Lawmakers probe tax evasion by Multichoice, warn buyers

Multichoice
FILES] Multichoice office

House of Representatives, yesterday, said it would probe alleged non-remittance of tax revenues amounting to N1.8 trillion and $342 million to the Federal Government by Multichoice.

The House said the investigation became necessary following suppression of information discovered from the submissions in the company’s home country, South Africa.

This followed the adoption of a motion moved by Sa’idu Abdullahi at the plenary.


Presenting the motion, Abdullahi said  Multichoice, a prominent multinational corporation operating in Nigeria, had been accused of non-remittance of tax revenues due to the Federal Government, as evidenced by the suppression of information.

Abdullahi said: “The Federal Inland Revenue Service had engaged a consultant in 2021 under a whistle-blowing contract to carry out an audit of the tax obligations of Multichoice Nigeria and MultiChoice Africa with a view to ascertaining the company’s tax indebtedness to the country. Their findings led to a back audit and investigation carried out by the FIRS from 2011 to 2020.”

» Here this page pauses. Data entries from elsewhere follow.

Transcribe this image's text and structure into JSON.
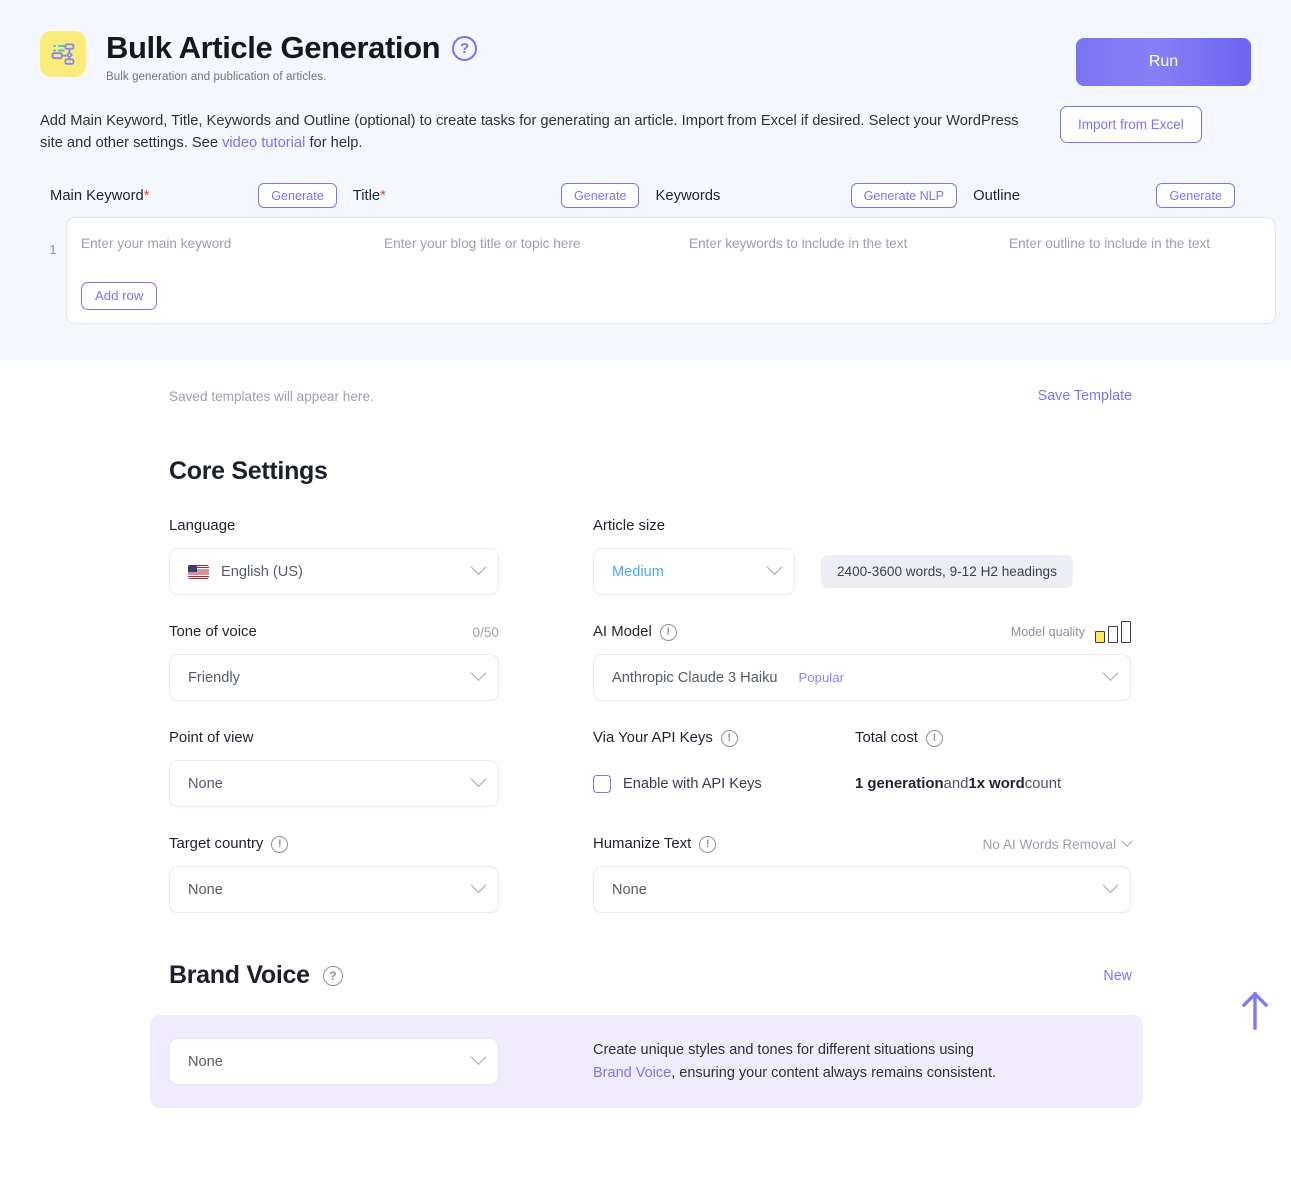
{
  "header": {
    "icon": "sitemap-icon",
    "title": "Bulk Article Generation",
    "help_icon": "question-mark-icon",
    "subtitle": "Bulk generation and publication of articles.",
    "run_label": "Run"
  },
  "description": {
    "part1": "Add Main Keyword, Title, Keywords and Outline (optional) to create tasks for generating an article. Import from Excel if desired. Select your WordPress site and other settings. See ",
    "link": "video tutorial",
    "part2": " for help.",
    "import_label": "Import from Excel"
  },
  "table": {
    "columns": [
      {
        "label": "Main Keyword",
        "required": "*",
        "action": "Generate",
        "placeholder": "Enter your main keyword"
      },
      {
        "label": "Title",
        "required": "*",
        "action": "Generate",
        "placeholder": "Enter your blog title or topic here"
      },
      {
        "label": "Keywords",
        "required": "",
        "action": "Generate NLP",
        "placeholder": "Enter keywords to include in the text"
      },
      {
        "label": "Outline",
        "required": "",
        "action": "Generate",
        "placeholder": "Enter outline to include in the text"
      }
    ],
    "row_number": "1",
    "add_row_label": "Add row"
  },
  "templates": {
    "note": "Saved templates will appear here.",
    "save_label": "Save Template"
  },
  "core": {
    "title": "Core Settings",
    "language": {
      "label": "Language",
      "value": "English (US)",
      "flag": "us-flag-icon"
    },
    "article_size": {
      "label": "Article size",
      "value": "Medium",
      "hint": "2400-3600 words, 9-12 H2 headings"
    },
    "tone": {
      "label": "Tone of voice",
      "counter": "0/50",
      "value": "Friendly"
    },
    "ai_model": {
      "label": "AI Model",
      "info_icon": "info-icon",
      "quality_label": "Model quality",
      "quality_level": 1,
      "value": "Anthropic Claude 3 Haiku",
      "tag": "Popular"
    },
    "point_of_view": {
      "label": "Point of view",
      "value": "None"
    },
    "api_keys": {
      "label": "Via Your API Keys",
      "info_icon": "info-icon",
      "checkbox_label": "Enable with API Keys",
      "checked": false
    },
    "total_cost": {
      "label": "Total cost",
      "info_icon": "info-icon",
      "value_bold1": "1 generation",
      "value_mid": " and ",
      "value_bold2": "1x word",
      "value_end": " count"
    },
    "target_country": {
      "label": "Target country",
      "info_icon": "info-icon",
      "value": "None"
    },
    "humanize": {
      "label": "Humanize Text",
      "info_icon": "info-icon",
      "right_value": "No AI Words Removal",
      "value": "None"
    }
  },
  "brand_voice": {
    "title": "Brand Voice",
    "help_icon": "question-mark-icon",
    "new_label": "New",
    "value": "None",
    "desc_part1": "Create unique styles and tones for different situations using ",
    "desc_link": "Brand Voice",
    "desc_part2": ", ensuring your content always remains consistent."
  },
  "scroll_top": {
    "icon": "arrow-up-icon"
  },
  "colors": {
    "accent": "#7b74f1",
    "panel_bg": "#f4f8fc",
    "brand_voice_bg": "#f0ebfd",
    "icon_yellow": "#fbeb7a",
    "blue_value": "#4aa8f0"
  }
}
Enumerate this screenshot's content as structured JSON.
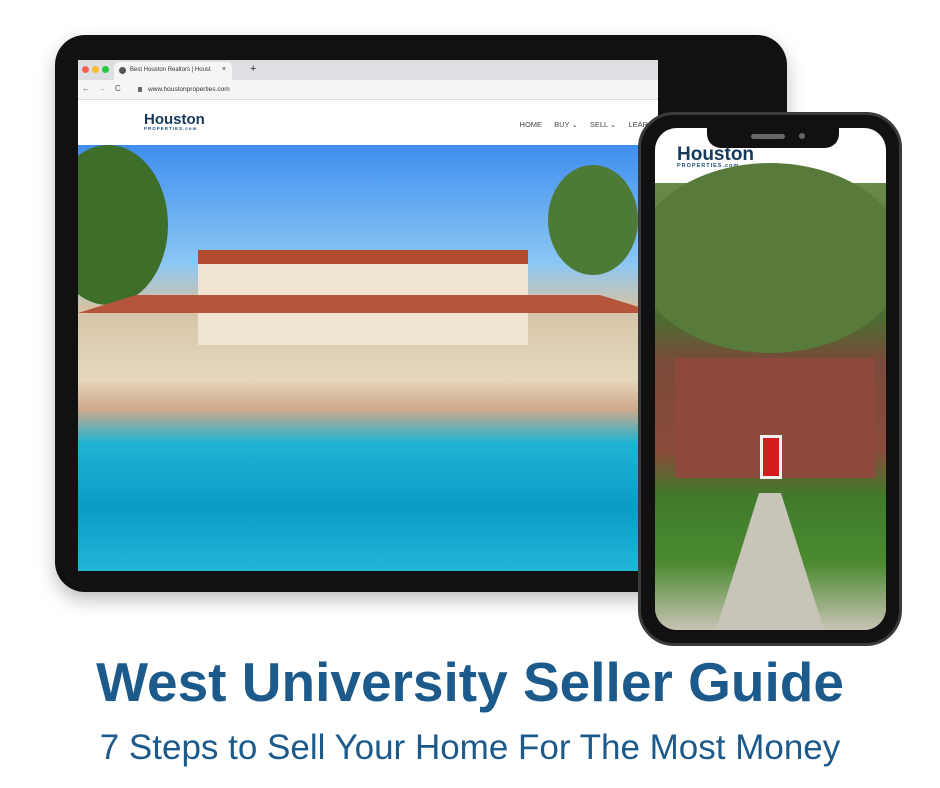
{
  "browser": {
    "tab_title": "Best Houston Realtors | Houst",
    "tab_close": "×",
    "new_tab": "+",
    "back": "←",
    "forward": "→",
    "reload": "C",
    "url": "www.houstonproperties.com"
  },
  "site": {
    "logo_main": "Houston",
    "logo_sub": "PROPERTIES.com",
    "nav": [
      "HOME",
      "BUY ⌄",
      "SELL ⌄",
      "LEAR"
    ]
  },
  "phone": {
    "logo_main": "Houston",
    "logo_sub": "PROPERTIES.com"
  },
  "headline": "West University Seller Guide",
  "subheadline": "7 Steps to Sell Your Home For The Most Money",
  "colors": {
    "headline": "#1d5a8c",
    "logo": "#16395c"
  }
}
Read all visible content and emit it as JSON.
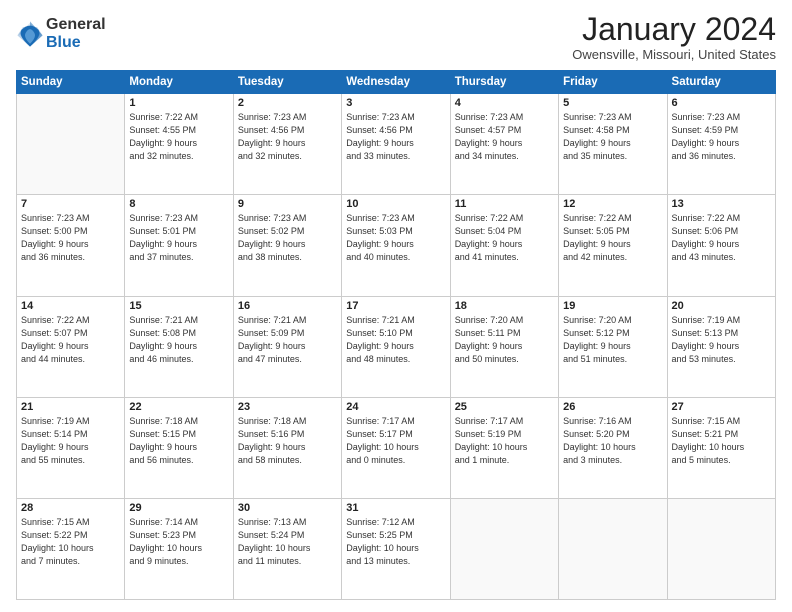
{
  "logo": {
    "general": "General",
    "blue": "Blue"
  },
  "title": {
    "month_year": "January 2024",
    "location": "Owensville, Missouri, United States"
  },
  "weekdays": [
    "Sunday",
    "Monday",
    "Tuesday",
    "Wednesday",
    "Thursday",
    "Friday",
    "Saturday"
  ],
  "weeks": [
    [
      {
        "day": "",
        "info": ""
      },
      {
        "day": "1",
        "info": "Sunrise: 7:22 AM\nSunset: 4:55 PM\nDaylight: 9 hours\nand 32 minutes."
      },
      {
        "day": "2",
        "info": "Sunrise: 7:23 AM\nSunset: 4:56 PM\nDaylight: 9 hours\nand 32 minutes."
      },
      {
        "day": "3",
        "info": "Sunrise: 7:23 AM\nSunset: 4:56 PM\nDaylight: 9 hours\nand 33 minutes."
      },
      {
        "day": "4",
        "info": "Sunrise: 7:23 AM\nSunset: 4:57 PM\nDaylight: 9 hours\nand 34 minutes."
      },
      {
        "day": "5",
        "info": "Sunrise: 7:23 AM\nSunset: 4:58 PM\nDaylight: 9 hours\nand 35 minutes."
      },
      {
        "day": "6",
        "info": "Sunrise: 7:23 AM\nSunset: 4:59 PM\nDaylight: 9 hours\nand 36 minutes."
      }
    ],
    [
      {
        "day": "7",
        "info": "Sunrise: 7:23 AM\nSunset: 5:00 PM\nDaylight: 9 hours\nand 36 minutes."
      },
      {
        "day": "8",
        "info": "Sunrise: 7:23 AM\nSunset: 5:01 PM\nDaylight: 9 hours\nand 37 minutes."
      },
      {
        "day": "9",
        "info": "Sunrise: 7:23 AM\nSunset: 5:02 PM\nDaylight: 9 hours\nand 38 minutes."
      },
      {
        "day": "10",
        "info": "Sunrise: 7:23 AM\nSunset: 5:03 PM\nDaylight: 9 hours\nand 40 minutes."
      },
      {
        "day": "11",
        "info": "Sunrise: 7:22 AM\nSunset: 5:04 PM\nDaylight: 9 hours\nand 41 minutes."
      },
      {
        "day": "12",
        "info": "Sunrise: 7:22 AM\nSunset: 5:05 PM\nDaylight: 9 hours\nand 42 minutes."
      },
      {
        "day": "13",
        "info": "Sunrise: 7:22 AM\nSunset: 5:06 PM\nDaylight: 9 hours\nand 43 minutes."
      }
    ],
    [
      {
        "day": "14",
        "info": "Sunrise: 7:22 AM\nSunset: 5:07 PM\nDaylight: 9 hours\nand 44 minutes."
      },
      {
        "day": "15",
        "info": "Sunrise: 7:21 AM\nSunset: 5:08 PM\nDaylight: 9 hours\nand 46 minutes."
      },
      {
        "day": "16",
        "info": "Sunrise: 7:21 AM\nSunset: 5:09 PM\nDaylight: 9 hours\nand 47 minutes."
      },
      {
        "day": "17",
        "info": "Sunrise: 7:21 AM\nSunset: 5:10 PM\nDaylight: 9 hours\nand 48 minutes."
      },
      {
        "day": "18",
        "info": "Sunrise: 7:20 AM\nSunset: 5:11 PM\nDaylight: 9 hours\nand 50 minutes."
      },
      {
        "day": "19",
        "info": "Sunrise: 7:20 AM\nSunset: 5:12 PM\nDaylight: 9 hours\nand 51 minutes."
      },
      {
        "day": "20",
        "info": "Sunrise: 7:19 AM\nSunset: 5:13 PM\nDaylight: 9 hours\nand 53 minutes."
      }
    ],
    [
      {
        "day": "21",
        "info": "Sunrise: 7:19 AM\nSunset: 5:14 PM\nDaylight: 9 hours\nand 55 minutes."
      },
      {
        "day": "22",
        "info": "Sunrise: 7:18 AM\nSunset: 5:15 PM\nDaylight: 9 hours\nand 56 minutes."
      },
      {
        "day": "23",
        "info": "Sunrise: 7:18 AM\nSunset: 5:16 PM\nDaylight: 9 hours\nand 58 minutes."
      },
      {
        "day": "24",
        "info": "Sunrise: 7:17 AM\nSunset: 5:17 PM\nDaylight: 10 hours\nand 0 minutes."
      },
      {
        "day": "25",
        "info": "Sunrise: 7:17 AM\nSunset: 5:19 PM\nDaylight: 10 hours\nand 1 minute."
      },
      {
        "day": "26",
        "info": "Sunrise: 7:16 AM\nSunset: 5:20 PM\nDaylight: 10 hours\nand 3 minutes."
      },
      {
        "day": "27",
        "info": "Sunrise: 7:15 AM\nSunset: 5:21 PM\nDaylight: 10 hours\nand 5 minutes."
      }
    ],
    [
      {
        "day": "28",
        "info": "Sunrise: 7:15 AM\nSunset: 5:22 PM\nDaylight: 10 hours\nand 7 minutes."
      },
      {
        "day": "29",
        "info": "Sunrise: 7:14 AM\nSunset: 5:23 PM\nDaylight: 10 hours\nand 9 minutes."
      },
      {
        "day": "30",
        "info": "Sunrise: 7:13 AM\nSunset: 5:24 PM\nDaylight: 10 hours\nand 11 minutes."
      },
      {
        "day": "31",
        "info": "Sunrise: 7:12 AM\nSunset: 5:25 PM\nDaylight: 10 hours\nand 13 minutes."
      },
      {
        "day": "",
        "info": ""
      },
      {
        "day": "",
        "info": ""
      },
      {
        "day": "",
        "info": ""
      }
    ]
  ]
}
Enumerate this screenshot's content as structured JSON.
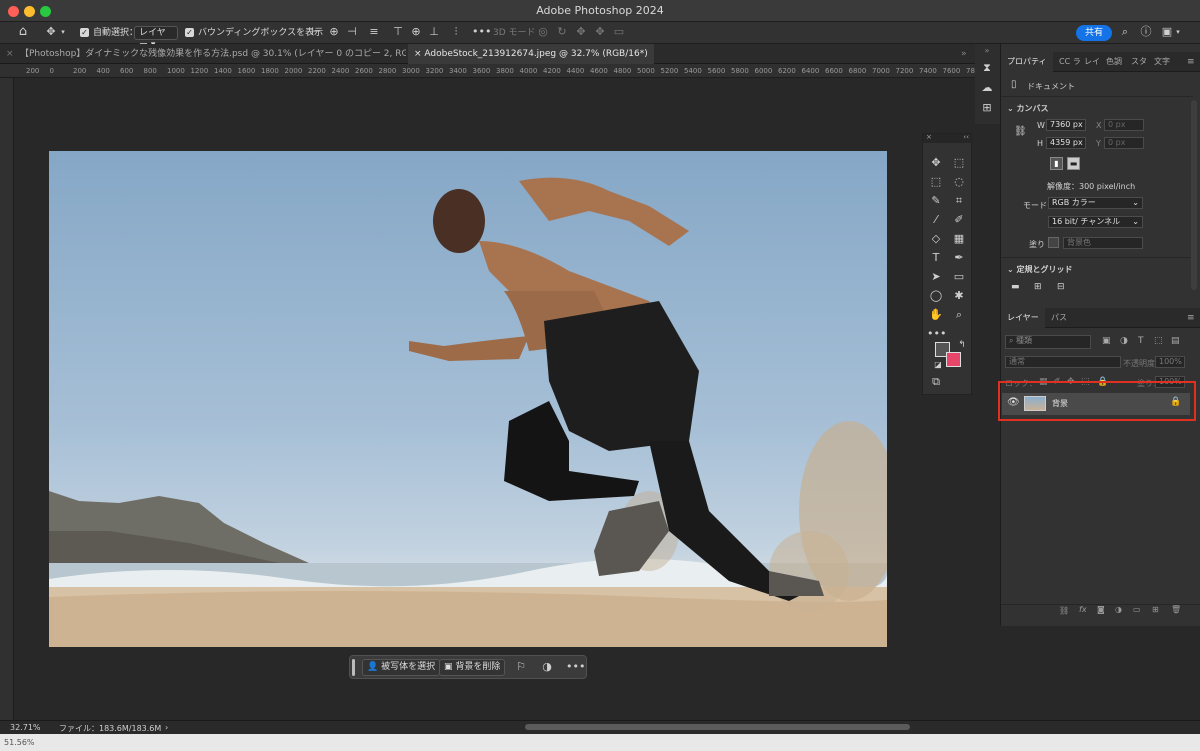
{
  "window": {
    "title": "Adobe Photoshop 2024"
  },
  "options_bar": {
    "auto_select_label": "自動選択：",
    "auto_select_target": "レイヤー",
    "bounding_box_label": "バウンディングボックスを表示",
    "three_d_mode_label": "3D モード :",
    "share_label": "共有"
  },
  "tabs": [
    {
      "label": "【Photoshop】ダイナミックな残像効果を作る方法.psd @ 30.1% (レイヤー 0 のコピー 2, RGB/16*)"
    },
    {
      "label": "AdobeStock_213912674.jpeg @ 32.7% (RGB/16*)"
    }
  ],
  "ruler_ticks": [
    "200",
    "0",
    "200",
    "400",
    "600",
    "800",
    "1000",
    "1200",
    "1400",
    "1600",
    "1800",
    "2000",
    "2200",
    "2400",
    "2600",
    "2800",
    "3000",
    "3200",
    "3400",
    "3600",
    "3800",
    "4000",
    "4200",
    "4400",
    "4600",
    "4800",
    "5000",
    "5200",
    "5400",
    "5600",
    "5800",
    "6000",
    "6200",
    "6400",
    "6600",
    "6800",
    "7000",
    "7200",
    "7400",
    "7600",
    "7800",
    "8000"
  ],
  "contextual_bar": {
    "select_subject": "被写体を選択",
    "remove_background": "背景を削除"
  },
  "status_bar": {
    "zoom": "32.71%",
    "file_info": "ファイル：183.6M/183.6M",
    "arrow": "›"
  },
  "bottom_left_zoom": "51.56%",
  "properties": {
    "tabs": [
      "プロパティ",
      "CC ラ",
      "レイ",
      "色調",
      "スタ",
      "文字"
    ],
    "doc_label": "ドキュメント",
    "canvas_section": "カンバス",
    "w_label": "W",
    "w_value": "7360 px",
    "h_label": "H",
    "h_value": "4359 px",
    "x_label": "X",
    "x_value": "0 px",
    "y_label": "Y",
    "y_value": "0 px",
    "resolution": "解像度：300 pixel/inch",
    "mode_label": "モード",
    "mode_value": "RGB カラー",
    "bit_value": "16 bit/ チャンネル",
    "fill_label": "塗り",
    "fill_value": "背景色",
    "rulers_section": "定規とグリッド"
  },
  "layers": {
    "tabs": [
      "レイヤー",
      "パス"
    ],
    "kind_filter": "種類",
    "blend_mode": "通常",
    "opacity_label": "不透明度：",
    "opacity_value": "100%",
    "lock_label": "ロック：",
    "fill_label": "塗り：",
    "fill_value": "100%",
    "items": [
      {
        "name": "背景"
      }
    ]
  },
  "colors": {
    "foreground": "#555555",
    "background": "#e8456b",
    "highlight_box": "#e0301f",
    "share_button": "#1473e6"
  }
}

“Previous attempts by FIRS to recover the unpaid taxes through legal means, including court proceedings and the subsequent resolution to settle out of the court by both parties, have not yielded the desired result.

“The systems audit and investigation revealed enormous indebtedness to the tune of over N1.8 trillion in back total taxes for MultiChoice Nigeria, and $342 million in Value-added tax, for MultiChoice Africa that had never paid any taxes since they started business operations in Nigeria. Both amounts were levied upon the Multichoice Group by the FIRS.”

The House adopted the motion and cautioned potential buyers of Multichoice Nigeria, Multichoice Africa or other subsidiaries of the Multichoice Group operating in Nigeria to be aware of the alleged outstanding indebtedness which may have been covered in their papers.